Rajoy, whose conservative PP party fell far short of an outright majority, is still expected to be invited to form a government by the King. But most parties have already said they would reject Rajoy in an investiture vote that, whoever is put forward as candidate for prime minister, will trigger a two-month deadline for the formation of a government. The ticking clock will also increase pressure on Pedro Sanchez (the leader of PSOE), who would get the next shot as candidate, as a new national election would likely have to be held in May if he also failed to obtain a majority of parliamentary support.

Sanchez reiterated that PSOE would vote against Rajoy and said they would try to reach a deal with Podemos and other smaller groups to obtain a majority of “progressive forces”.

“We will wait for Sr. Rajoy to present himself and if he fails, the socialist party will do what it needs to do to form a government of change,” Sanchez told a news conference. “Socialist voters would not understand that Pablo Iglesias and I would not manage to find an understanding.”

In December’s election, PSOE and Podemos won a combined 159 seats. That would put their coalition some way short of a majority in the 350-seat legislature, meaning they would also need several smaller leftist parties to agree on a joint programme as well as backing from regional groups from the Basque Country and Catalonia. A major sticking point so far has been Podemos’s promise to allow an independence referendum to go ahead in Catalonia, which the Sanchez rejects.

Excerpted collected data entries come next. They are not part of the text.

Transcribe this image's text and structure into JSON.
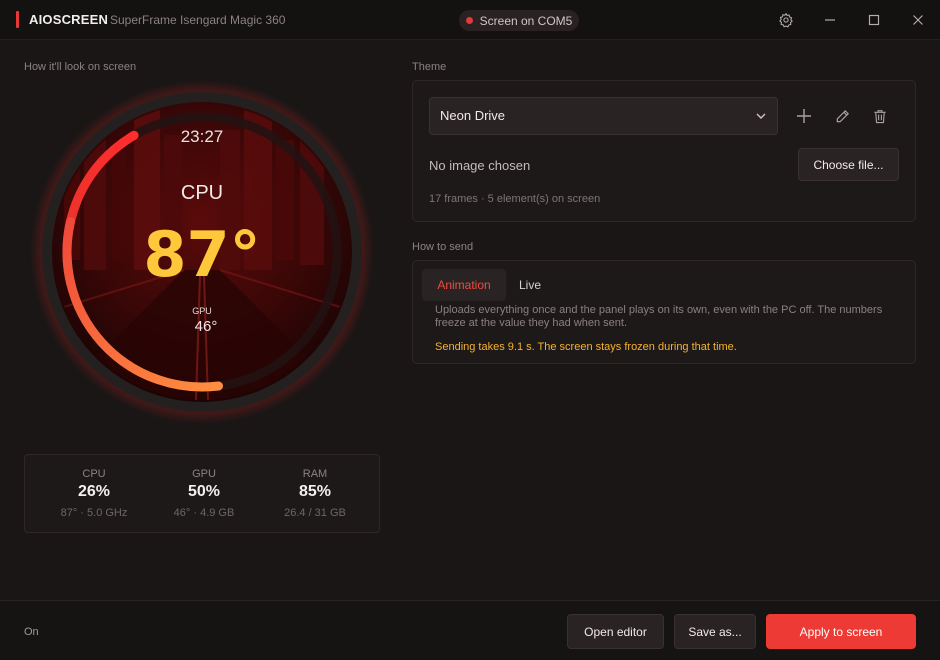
{
  "titlebar": {
    "brand": "AIOSCREEN",
    "device": "SuperFrame Isengard Magic 360",
    "status": "Screen on COM5"
  },
  "preview": {
    "label": "How it'll look on screen",
    "clock": "23:27",
    "primary_label": "CPU",
    "primary_value": "87°",
    "secondary_label": "GPU",
    "secondary_value": "46°",
    "primary_level": 0.87,
    "secondary_level": 0.46
  },
  "stats": [
    {
      "label": "CPU",
      "value": "26%",
      "sub": "87° · 5.0 GHz"
    },
    {
      "label": "GPU",
      "value": "50%",
      "sub": "46° · 4.9 GB"
    },
    {
      "label": "RAM",
      "value": "85%",
      "sub": "26.4 / 31 GB"
    }
  ],
  "theme": {
    "label": "Theme",
    "selected": "Neon Drive",
    "no_image": "No image chosen",
    "choose_file": "Choose file...",
    "meta": "17 frames · 5 element(s) on screen"
  },
  "send": {
    "label": "How to send",
    "tabs": [
      "Animation",
      "Live"
    ],
    "active_tab": "Animation",
    "description": "Uploads everything once and the panel plays on its own, even with the PC off. The numbers freeze at the value they had when sent.",
    "warning": "Sending takes 9.1 s. The screen stays frozen during that time."
  },
  "footer": {
    "status": "On",
    "open_editor": "Open editor",
    "save_as": "Save as...",
    "apply": "Apply to screen"
  },
  "colors": {
    "accent": "#ee3a34",
    "warning": "#f6b12f",
    "gauge_value": "#ffc83a",
    "background": "#1a1616"
  },
  "icons": {
    "settings": "gear-icon",
    "minimize": "minimize-icon",
    "maximize": "maximize-icon",
    "close": "close-icon",
    "add": "plus-icon",
    "edit": "pencil-icon",
    "delete": "trash-icon",
    "dropdown": "chevron-down-icon"
  }
}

But the two parties have softened their respective stances on that issue and insisted they preferred to focus on economic and social questions, with Iglesias stopping short of calling again for a plebiscite.

December’s election resulted in a fragmentation of Spain’s political landscape unprecedented in the four decades since the country’s return of democracy. The PP and PSOE, who have alternated in power over the last 25 years, came first and second with greatly reduced support while Podemos and a second newcomer party, centrist Ciudadanos, attracted significant support underpinned by a new generation of voters disillusioned with the old elite.

If Sanchez fails to be voted in as prime minister, it is not clear yet whether Rajoy would try again or the parties would directly seek a new election within the following two months.